A cloud provides vast storage space for users where they can keep their data and load the software and extract the data or use software from any location when required.

Cloud machines (also called nodes) are made up of inexpensive, off-the-shelf consumer-grade hardware. Clouds are comprised of a large number of clusters (i.e., sets of nodes contained in the same facility) whose size may range from a few machines (storage) to entire data centers.

The Cloud operating system may be adequate to support the transition from single computers as the atomic “computational units” to large-scale, seamless, distributed computer systems. The Cloud OS aims to provide a familiar interface for developing and deploying massively scalable distributed applications on behalf of a large number of users, exploiting the seemingly infinite CPU, storage, and bandwidth provided by the Cloud infrastructure.

The features of the Cloud OS aim to be an extension to those of modern operating systems, such as UNIX and its successors, in addition to pure programming abstractions and robust isolation techniques between users and applications, we emphasize the need to provide a much stronger level of integration with network resources.

Cloud OS requirements

a) The Cloud OS must permit autonomous management of its resources which are necessary for its users and applications:

The primary purpose is providing an abstraction of the Cloud as a consistent system beyond the individual pieces of building hardware.
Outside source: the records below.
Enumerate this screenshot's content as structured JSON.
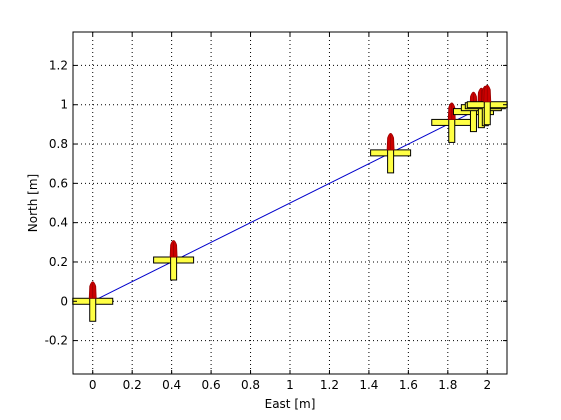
{
  "chart_data": {
    "type": "line",
    "title": "",
    "xlabel": "East [m]",
    "ylabel": "North [m]",
    "xlim": [
      -0.1,
      2.1
    ],
    "ylim": [
      -0.37,
      1.37
    ],
    "xticks": [
      0,
      0.2,
      0.4,
      0.6,
      0.8,
      1,
      1.2,
      1.4,
      1.6,
      1.8,
      2
    ],
    "xtick_labels": [
      "0",
      "0.2",
      "0.4",
      "0.6",
      "0.8",
      "1",
      "1.2",
      "1.4",
      "1.6",
      "1.8",
      "2"
    ],
    "yticks": [
      -0.2,
      0,
      0.2,
      0.4,
      0.6,
      0.8,
      1,
      1.2
    ],
    "ytick_labels": [
      "-0.2",
      "0",
      "0.2",
      "0.4",
      "0.6",
      "0.8",
      "1",
      "1.2"
    ],
    "grid": true,
    "series": [
      {
        "color": "#0000cc",
        "x": [
          0,
          1.5,
          1.82,
          1.93,
          1.97,
          1.99,
          2.0
        ],
        "y": [
          0,
          0.75,
          0.91,
          0.965,
          0.985,
          0.995,
          1.0
        ]
      }
    ],
    "markers": [
      {
        "x": 0,
        "y": 0
      },
      {
        "x": 0.41,
        "y": 0.21
      },
      {
        "x": 1.51,
        "y": 0.755
      },
      {
        "x": 1.82,
        "y": 0.91
      },
      {
        "x": 1.93,
        "y": 0.965
      },
      {
        "x": 1.97,
        "y": 0.985
      },
      {
        "x": 1.99,
        "y": 0.995
      },
      {
        "x": 2.0,
        "y": 1.0
      }
    ],
    "marker_colors": {
      "body": "#ffff44",
      "outline": "#000000",
      "flame": "#cc0000",
      "flame_tip": "#990000"
    }
  }
}
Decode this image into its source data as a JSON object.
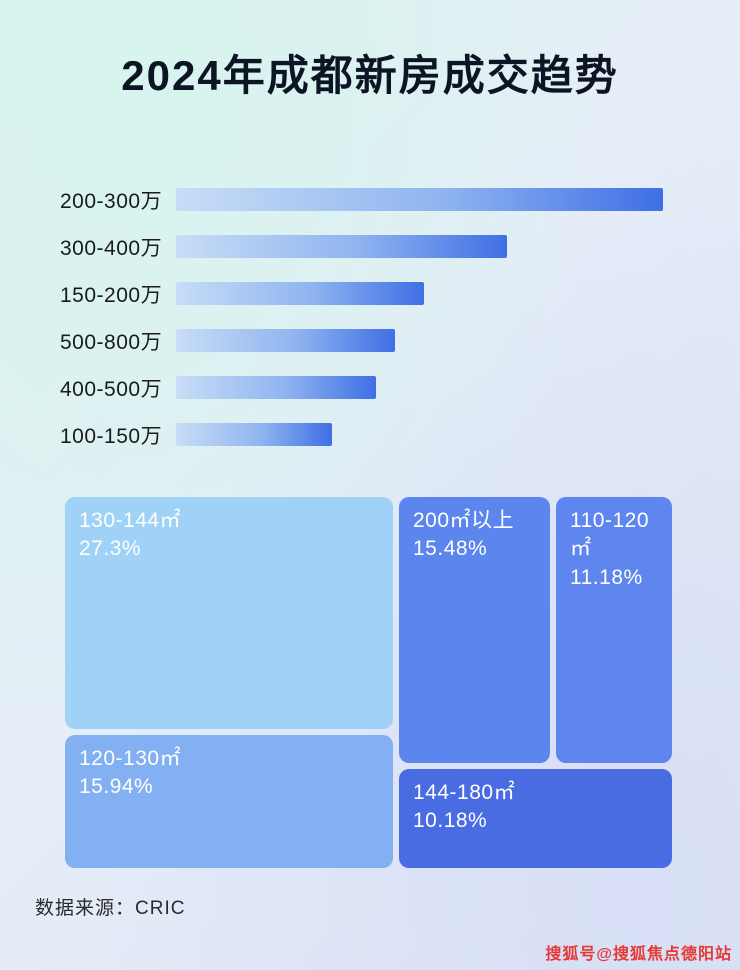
{
  "title": "2024年成都新房成交趋势",
  "source": "数据来源：CRIC",
  "watermark": "搜狐号@搜狐焦点德阳站",
  "colors": {
    "background_start": "#def2ee",
    "background_end": "#dde4f6",
    "title_color": "#0d1524",
    "bar_gradient_start": "#c8ddf6",
    "bar_gradient_end": "#3f6fe4",
    "treemap_block_light": "#9fd2f6",
    "treemap_block_medium": "#82b0f2",
    "treemap_block_blue": "#5c86ee",
    "treemap_block_dark": "#4a6ce2",
    "watermark_color": "#e53935"
  },
  "chart_data": [
    {
      "type": "bar",
      "orientation": "horizontal",
      "categories": [
        "200-300万",
        "300-400万",
        "150-200万",
        "500-800万",
        "400-500万",
        "100-150万"
      ],
      "values": [
        100,
        68,
        51,
        45,
        41,
        32
      ],
      "values_are_relative": true,
      "xlabel": "",
      "ylabel": "",
      "grid": false,
      "legend": false
    },
    {
      "type": "treemap",
      "items": [
        {
          "label": "130-144㎡",
          "value_pct": 27.3,
          "value_label": "27.3%"
        },
        {
          "label": "200㎡以上",
          "value_pct": 15.48,
          "value_label": "15.48%"
        },
        {
          "label": "110-120㎡",
          "value_pct": 11.18,
          "value_label": "11.18%"
        },
        {
          "label": "120-130㎡",
          "value_pct": 15.94,
          "value_label": "15.94%"
        },
        {
          "label": "144-180㎡",
          "value_pct": 10.18,
          "value_label": "10.18%"
        }
      ]
    }
  ]
}
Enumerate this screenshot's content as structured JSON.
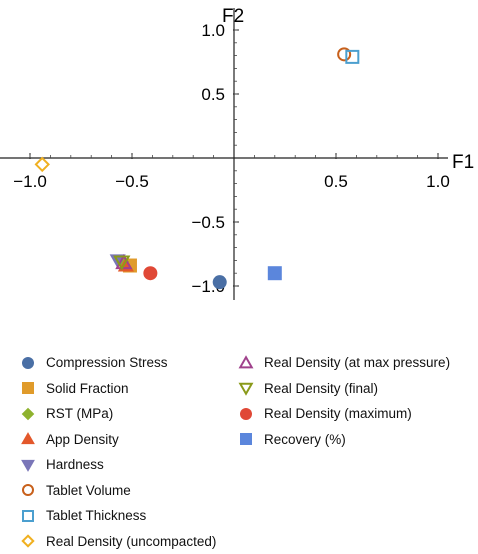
{
  "chart_data": {
    "type": "scatter",
    "xlabel": "F1",
    "ylabel": "F2",
    "xlim": [
      -1.0,
      1.0
    ],
    "ylim": [
      -1.0,
      1.0
    ],
    "x_ticks": [
      -1.0,
      -0.5,
      0.5,
      1.0
    ],
    "y_ticks": [
      1.0,
      0.5,
      -0.5,
      -1.0
    ],
    "x_tick_labels": [
      "−1.0",
      "−0.5",
      "0.5",
      "1.0"
    ],
    "y_tick_labels": [
      "1.0",
      "0.5",
      "−0.5",
      "−1.0"
    ],
    "grid": false,
    "legend_position": "bottom",
    "series": [
      {
        "name": "Compression Stress",
        "marker": "circle",
        "filled": true,
        "color": "#4a6fa5",
        "x": -0.07,
        "y": -0.97
      },
      {
        "name": "Solid Fraction",
        "marker": "square",
        "filled": true,
        "color": "#e09b2a",
        "x": -0.51,
        "y": -0.84
      },
      {
        "name": "RST (MPa)",
        "marker": "diamond",
        "filled": true,
        "color": "#8eb22e",
        "x": -0.55,
        "y": -0.81
      },
      {
        "name": "App Density",
        "marker": "triangle-up",
        "filled": true,
        "color": "#e3582b",
        "x": -0.53,
        "y": -0.84
      },
      {
        "name": "Hardness",
        "marker": "triangle-down",
        "filled": true,
        "color": "#7a76b8",
        "x": -0.57,
        "y": -0.8
      },
      {
        "name": "Tablet Volume",
        "marker": "circle",
        "filled": false,
        "color": "#c8601b",
        "x": 0.54,
        "y": 0.81
      },
      {
        "name": "Tablet Thickness",
        "marker": "square",
        "filled": false,
        "color": "#4b9fcf",
        "x": 0.58,
        "y": 0.79
      },
      {
        "name": "Real Density (uncompacted)",
        "marker": "diamond",
        "filled": false,
        "color": "#f0b020",
        "x": -0.94,
        "y": -0.05
      },
      {
        "name": "Real Density (at max pressure)",
        "marker": "triangle-up",
        "filled": false,
        "color": "#a0428c",
        "x": -0.54,
        "y": -0.82
      },
      {
        "name": "Real Density (final)",
        "marker": "triangle-down",
        "filled": false,
        "color": "#8a9a1a",
        "x": -0.55,
        "y": -0.81
      },
      {
        "name": "Real Density (maximum)",
        "marker": "circle",
        "filled": true,
        "color": "#e04836",
        "x": -0.41,
        "y": -0.9
      },
      {
        "name": "Recovery (%)",
        "marker": "square",
        "filled": true,
        "color": "#5b86dc",
        "x": 0.2,
        "y": -0.9
      }
    ]
  }
}
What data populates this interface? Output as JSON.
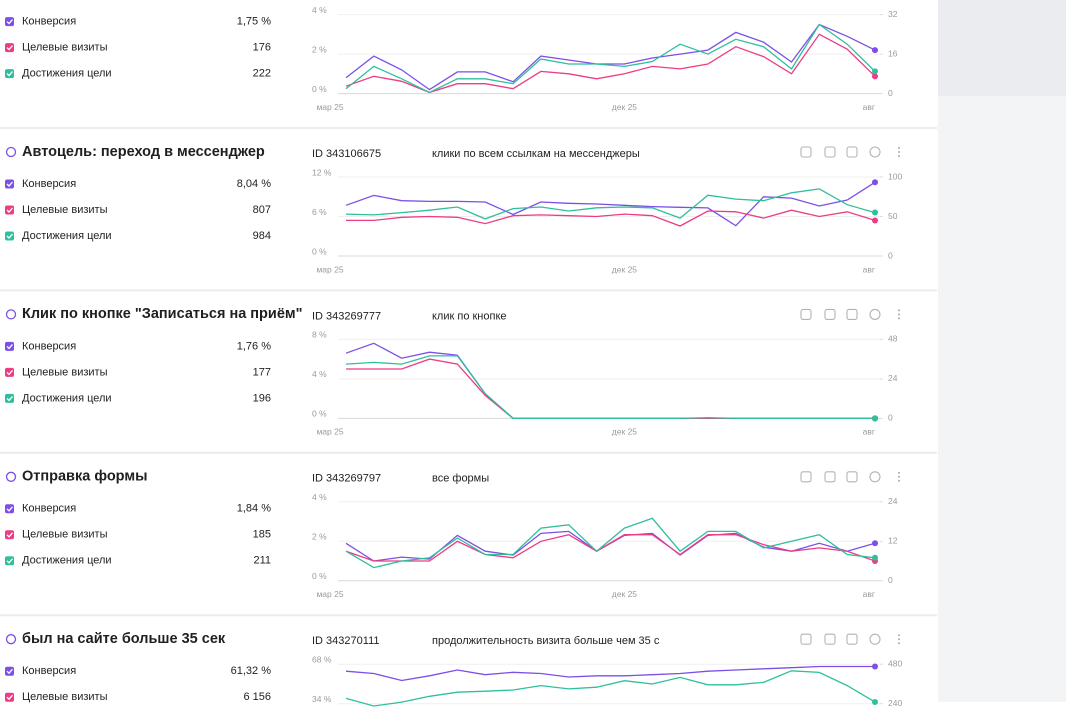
{
  "sections": [
    {
      "metrics": [
        {
          "label": "Конверсия",
          "value": "1,75 %",
          "color": "#7c4fe6"
        },
        {
          "label": "Целевые визиты",
          "value": "176",
          "color": "#ec3c84"
        },
        {
          "label": "Достижения цели",
          "value": "222",
          "color": "#2fbf9c"
        }
      ],
      "chart": {
        "categories": [
          "мар 25",
          null,
          null,
          null,
          null,
          null,
          null,
          null,
          null,
          null,
          "дек 25",
          null,
          null,
          null,
          null,
          null,
          null,
          null,
          null,
          "авг"
        ],
        "ylim": [
          0,
          4
        ],
        "yticks": [
          {
            "value": 0,
            "label": "0 %"
          },
          {
            "value": 2,
            "label": "2 %"
          },
          {
            "value": 4,
            "label": "4 %"
          }
        ],
        "y2lim": [
          0,
          32
        ],
        "y2ticks": [
          0,
          16,
          32
        ],
        "series": [
          {
            "color": "#7c4fe6",
            "values": [
              0.8,
              1.9,
              1.2,
              0.2,
              1.1,
              1.1,
              0.6,
              1.9,
              1.7,
              1.5,
              1.5,
              1.8,
              2.0,
              2.2,
              3.1,
              2.6,
              1.6,
              3.5,
              2.9,
              2.2
            ]
          },
          {
            "color": "#ec3c84",
            "axis": "y2",
            "values": [
              3,
              7,
              5,
              0.5,
              4,
              4,
              2,
              9,
              8,
              6,
              8,
              11,
              10,
              12,
              19,
              15,
              8,
              24,
              18,
              7
            ]
          },
          {
            "color": "#2fbf9c",
            "axis": "y2",
            "values": [
              2,
              11,
              6,
              0.5,
              6,
              6,
              4,
              14,
              12,
              12,
              11,
              13,
              20,
              16,
              22,
              19,
              10,
              28,
              20,
              9
            ]
          }
        ]
      }
    },
    {
      "title": "Автоцель: переход в мессенджер",
      "id": "ID 343106675",
      "description": "клики по всем ссылкам на мессенджеры",
      "metrics": [
        {
          "label": "Конверсия",
          "value": "8,04 %",
          "color": "#7c4fe6"
        },
        {
          "label": "Целевые визиты",
          "value": "807",
          "color": "#ec3c84"
        },
        {
          "label": "Достижения цели",
          "value": "984",
          "color": "#2fbf9c"
        }
      ],
      "chart": {
        "categories": [
          "мар 25",
          null,
          null,
          null,
          null,
          null,
          null,
          null,
          null,
          null,
          "дек 25",
          null,
          null,
          null,
          null,
          null,
          null,
          null,
          null,
          "авг"
        ],
        "ylim": [
          0,
          12
        ],
        "yticks": [
          {
            "value": 0,
            "label": "0 %"
          },
          {
            "value": 6,
            "label": "6 %"
          },
          {
            "value": 12,
            "label": "12 %"
          }
        ],
        "y2lim": [
          0,
          100
        ],
        "y2ticks": [
          0,
          50,
          100
        ],
        "series": [
          {
            "color": "#7c4fe6",
            "values": [
              7.7,
              9.2,
              8.4,
              8.3,
              8.3,
              8.2,
              6.3,
              8.2,
              8.0,
              7.9,
              7.7,
              7.5,
              7.4,
              7.3,
              4.6,
              9.0,
              8.8,
              7.6,
              8.5,
              11.2
            ]
          },
          {
            "color": "#ec3c84",
            "axis": "y2",
            "values": [
              45,
              45,
              49,
              50,
              49,
              41,
              51,
              52,
              51,
              50,
              53,
              51,
              38,
              57,
              56,
              48,
              58,
              50,
              56,
              45
            ]
          },
          {
            "color": "#2fbf9c",
            "axis": "y2",
            "values": [
              53,
              52,
              55,
              58,
              62,
              47,
              60,
              62,
              57,
              61,
              62,
              61,
              48,
              77,
              72,
              70,
              80,
              85,
              65,
              55
            ]
          }
        ]
      }
    },
    {
      "title": "Клик по кнопке \"Записаться на приём\"",
      "id": "ID 343269777",
      "description": "клик по кнопке",
      "metrics": [
        {
          "label": "Конверсия",
          "value": "1,76 %",
          "color": "#7c4fe6"
        },
        {
          "label": "Целевые визиты",
          "value": "177",
          "color": "#ec3c84"
        },
        {
          "label": "Достижения цели",
          "value": "196",
          "color": "#2fbf9c"
        }
      ],
      "chart": {
        "categories": [
          "мар 25",
          null,
          null,
          null,
          null,
          null,
          null,
          null,
          null,
          null,
          "дек 25",
          null,
          null,
          null,
          null,
          null,
          null,
          null,
          null,
          "авг"
        ],
        "ylim": [
          0,
          8
        ],
        "yticks": [
          {
            "value": 0,
            "label": "0 %"
          },
          {
            "value": 4,
            "label": "4 %"
          },
          {
            "value": 8,
            "label": "8 %"
          }
        ],
        "y2lim": [
          0,
          48
        ],
        "y2ticks": [
          0,
          24,
          48
        ],
        "series": [
          {
            "color": "#7c4fe6",
            "values": [
              6.6,
              7.6,
              6.1,
              6.7,
              6.4,
              2.5,
              0,
              0,
              0,
              0,
              0,
              0,
              0,
              0,
              0,
              0,
              0,
              0,
              0,
              0
            ]
          },
          {
            "color": "#ec3c84",
            "axis": "y2",
            "values": [
              30,
              30,
              30,
              36,
              33,
              14,
              0,
              0,
              0,
              0,
              0,
              0,
              0,
              0,
              0,
              0,
              0,
              0,
              0,
              0
            ]
          },
          {
            "color": "#2fbf9c",
            "axis": "y2",
            "values": [
              33,
              34,
              33,
              38,
              38,
              15,
              0,
              0,
              0,
              0,
              0,
              0,
              0,
              0.5,
              0,
              0,
              0,
              0,
              0,
              0
            ]
          }
        ]
      }
    },
    {
      "title": "Отправка формы",
      "id": "ID 343269797",
      "description": "все формы",
      "metrics": [
        {
          "label": "Конверсия",
          "value": "1,84 %",
          "color": "#7c4fe6"
        },
        {
          "label": "Целевые визиты",
          "value": "185",
          "color": "#ec3c84"
        },
        {
          "label": "Достижения цели",
          "value": "211",
          "color": "#2fbf9c"
        }
      ],
      "chart": {
        "categories": [
          "мар 25",
          null,
          null,
          null,
          null,
          null,
          null,
          null,
          null,
          null,
          "дек 25",
          null,
          null,
          null,
          null,
          null,
          null,
          null,
          null,
          "авг"
        ],
        "ylim": [
          0,
          4
        ],
        "yticks": [
          {
            "value": 0,
            "label": "0 %"
          },
          {
            "value": 2,
            "label": "2 %"
          },
          {
            "value": 4,
            "label": "4 %"
          }
        ],
        "y2lim": [
          0,
          24
        ],
        "y2ticks": [
          0,
          12,
          24
        ],
        "series": [
          {
            "color": "#7c4fe6",
            "values": [
              1.9,
              1.0,
              1.2,
              1.1,
              2.3,
              1.5,
              1.3,
              2.4,
              2.5,
              1.5,
              2.3,
              2.4,
              1.3,
              2.3,
              2.4,
              1.7,
              1.5,
              1.9,
              1.5,
              1.9
            ]
          },
          {
            "color": "#ec3c84",
            "axis": "y2",
            "values": [
              9,
              6,
              6,
              6,
              12,
              8,
              7,
              12,
              14,
              9,
              14,
              14,
              8,
              14,
              14,
              11,
              9,
              10,
              9,
              6
            ]
          },
          {
            "color": "#2fbf9c",
            "axis": "y2",
            "values": [
              9,
              4,
              6,
              7,
              13,
              8,
              8,
              16,
              17,
              9,
              16,
              19,
              9,
              15,
              15,
              10,
              12,
              14,
              8,
              7
            ]
          }
        ]
      }
    },
    {
      "title": "был на сайте больше 35 сек",
      "id": "ID 343270111",
      "description": "продолжительность визита больше чем 35 с",
      "metrics": [
        {
          "label": "Конверсия",
          "value": "61,32 %",
          "color": "#7c4fe6"
        },
        {
          "label": "Целевые визиты",
          "value": "6 156",
          "color": "#ec3c84"
        }
      ],
      "chart": {
        "ylim": [
          0,
          68
        ],
        "yticks": [
          {
            "value": 34,
            "label": "34 %"
          },
          {
            "value": 68,
            "label": "68 %"
          }
        ],
        "y2lim": [
          0,
          480
        ],
        "y2ticks": [
          240,
          480
        ],
        "series": [
          {
            "color": "#7c4fe6",
            "values": [
              62,
              60,
              54,
              58,
              63,
              59,
              61,
              60,
              57,
              58,
              58,
              59,
              60,
              62,
              63,
              64,
              65,
              66,
              66,
              66
            ]
          },
          {
            "color": "#2fbf9c",
            "axis": "y2",
            "values": [
              272,
              226,
              250,
              285,
              310,
              316,
              323,
              350,
              330,
              340,
              380,
              360,
              400,
              355,
              355,
              370,
              440,
              430,
              350,
              250
            ]
          }
        ]
      }
    }
  ]
}
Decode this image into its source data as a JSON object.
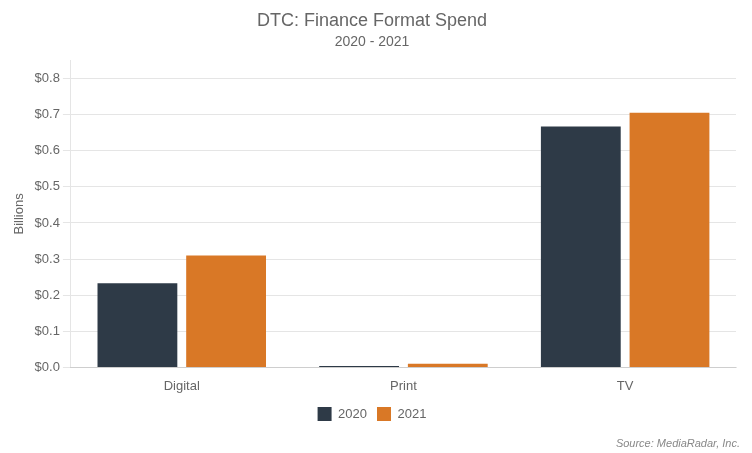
{
  "chart_data": {
    "type": "bar",
    "title": "DTC: Finance Format Spend",
    "subtitle": "2020 - 2021",
    "categories": [
      "Digital",
      "Print",
      "TV"
    ],
    "series": [
      {
        "name": "2020",
        "color": "#2E3A47",
        "values": [
          0.233,
          0.004,
          0.667
        ]
      },
      {
        "name": "2021",
        "color": "#D97826",
        "values": [
          0.31,
          0.01,
          0.705
        ]
      }
    ],
    "ylabel": "Billions",
    "ylim": [
      0,
      0.85
    ],
    "yticks": [
      {
        "value": 0.0,
        "label": "$0.0"
      },
      {
        "value": 0.1,
        "label": "$0.1"
      },
      {
        "value": 0.2,
        "label": "$0.2"
      },
      {
        "value": 0.3,
        "label": "$0.3"
      },
      {
        "value": 0.4,
        "label": "$0.4"
      },
      {
        "value": 0.5,
        "label": "$0.5"
      },
      {
        "value": 0.6,
        "label": "$0.6"
      },
      {
        "value": 0.7,
        "label": "$0.7"
      },
      {
        "value": 0.8,
        "label": "$0.8"
      }
    ],
    "grid": true,
    "legend": "bottom",
    "annotation": "Source: MediaRadar, Inc."
  }
}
The Cloud OS should, therefore, expose a cohesive and unified interface that conceals whenever possible the fact that different nodes are involved in its operations, and what those low-level operations are.

b) Cloud OS must not stop though nodes, entire clusters losses, or network partitioning done:

It is assumed that every system component, including networks, may unexpectedly fail, either temporarily or permanently. Guaranteeing continued operation of the Cloud management processes in these conditions involves mechanisms for quickly detecting the failures and enacting appropriate measures.

c) The Cloud must support multiple types of applications, including legacy:

Rather than optimizing the system for a specific mode of operation (e.g., high-performance computing, high data availability, high network throughput, etc.), the aim should be to address the much broader requirements of a general-purpose scenario. Applications of every type should ideally coexist and obtain system resources that best match the application requirements.

e) The Cloud OS must be decentralized, scalable, have little overhead per user and machine, and be cost-effective:

The use of such a soft-state approach takes inspiration from new peer-to-peer techniques, these systems are capable of facing the failures and churn at the price of a reasonable amount of network overhead, and provide enough scalability to meet and surpass the magnitudes of today’s data centers and large-scale tested.

Architecture Of Cloud OS

The cloud operating system is used on a web browser. Users should log in to the cloud server through the web browser (using regular Internet access), and the users will get access to their desktop with your applications, files, music, etc.

Cloud operating system should either be used with another operating system or standalone. The architecture includes cloud platform, cloud infrastructure, cloud storage, etc. In the above figure, applications and data live and run on the server side, i.e., on the Internet instead of our hard disk. Client system or individual user connected to the cloud operating system through the network and cloud is seen as a single application, device, or document.

Cloud supports applications like big data processing, scientific computing, Graph computing, etc. for the outside users. Cloud also has its system services such as network service, data storage service, large scale in-memory computing, etc. The client sends the data or instructions to the cloud system. Example, a client wants to run a 'c program', but it doesn't have turbo c compiler locally, then the client can send the '.c' File to the cloud server, it will process the file and shows the output to that client. All the instruction are passed through the network.

Even if individual PC crashes, the software and documents remain available to the users. One can access it anytime, anywhere because of cloud OS.

To manage the efficiency and effectiveness of cloud, it uses the following technologies:

• Container technology

  Containers allow users to use distributed applications easily. There are so many containers that are available like Dockers, LXC but are not perfect. Cloud operating system comes up with high isolation for the migration without degradation of performance.

• Huge VM technology

  A large number of resources are combined and presented as a powerful virtual machine with new devices like GPU (Graphical Processing Unit), scientific computing, big data processing, etc.

• Task scheduling technology

  Task scheduling guarantees both resource utilization and service quality. A large number of resources are involved, and all running task has different characteristics.

• Distributed file system technology

  It plays an essential role in the cloud. It simplifies storage access. There are many distributed file systems available. It provides scalability and reliability.